纪沄枳丢下这句话便站了起来,吩咐巧笙:“把人带走,禁足暖心阁。”
“至于你。”纪沄枳看向陈景澄,还是心软了,“陪着去吧。”
*
裴询仿佛做了一个冗长的梦。
他好像突然之间就多了很多不懂的事情。
比如他不懂,为什么在他遇险的时候,帝姬看他的眼神会那么地惊慌失措,为什么义无反顾地挡在他的身前,好似他是什么…值得被她保护的人。

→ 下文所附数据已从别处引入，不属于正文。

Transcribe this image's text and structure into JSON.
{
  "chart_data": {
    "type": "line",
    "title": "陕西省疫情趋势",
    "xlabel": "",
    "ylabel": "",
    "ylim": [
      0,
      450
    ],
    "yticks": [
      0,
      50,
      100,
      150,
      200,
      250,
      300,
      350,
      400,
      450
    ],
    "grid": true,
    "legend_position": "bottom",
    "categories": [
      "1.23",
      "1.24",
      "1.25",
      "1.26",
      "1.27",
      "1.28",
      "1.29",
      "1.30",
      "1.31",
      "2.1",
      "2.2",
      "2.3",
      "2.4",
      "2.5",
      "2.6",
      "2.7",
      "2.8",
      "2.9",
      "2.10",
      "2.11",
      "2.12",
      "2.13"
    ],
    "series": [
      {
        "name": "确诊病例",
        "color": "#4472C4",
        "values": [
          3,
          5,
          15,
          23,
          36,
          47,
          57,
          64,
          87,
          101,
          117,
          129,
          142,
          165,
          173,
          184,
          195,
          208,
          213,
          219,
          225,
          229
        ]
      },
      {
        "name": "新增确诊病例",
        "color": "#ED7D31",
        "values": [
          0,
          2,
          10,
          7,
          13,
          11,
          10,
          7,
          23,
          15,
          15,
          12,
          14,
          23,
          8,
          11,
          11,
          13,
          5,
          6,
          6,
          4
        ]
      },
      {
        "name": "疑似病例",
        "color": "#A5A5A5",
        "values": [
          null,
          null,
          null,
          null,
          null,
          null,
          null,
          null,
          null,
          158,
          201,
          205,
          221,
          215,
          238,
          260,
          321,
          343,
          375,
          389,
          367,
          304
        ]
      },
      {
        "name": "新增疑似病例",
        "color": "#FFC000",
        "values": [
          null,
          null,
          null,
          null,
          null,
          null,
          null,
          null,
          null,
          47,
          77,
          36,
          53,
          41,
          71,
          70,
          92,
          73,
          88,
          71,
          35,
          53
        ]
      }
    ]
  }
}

比如他不懂,帝姬为何会因为他受伤而哭得那么难过,好似他是什么…被她放在了心尖上的人。
比如他不懂,他为什么会冲上去,替她挡了剑。
裴询的意识非常地恍惚,突然间,他似乎又掉落进了那片冰凉的湖底。
刺骨的寒意钻进他的毛孔里,他拼命地挣扎,想大声呼救却被呛了满鼻腔的冷水。
无人救他。
那是他人生中第一次直面死亡,比所有想象中的都要令人恐惧。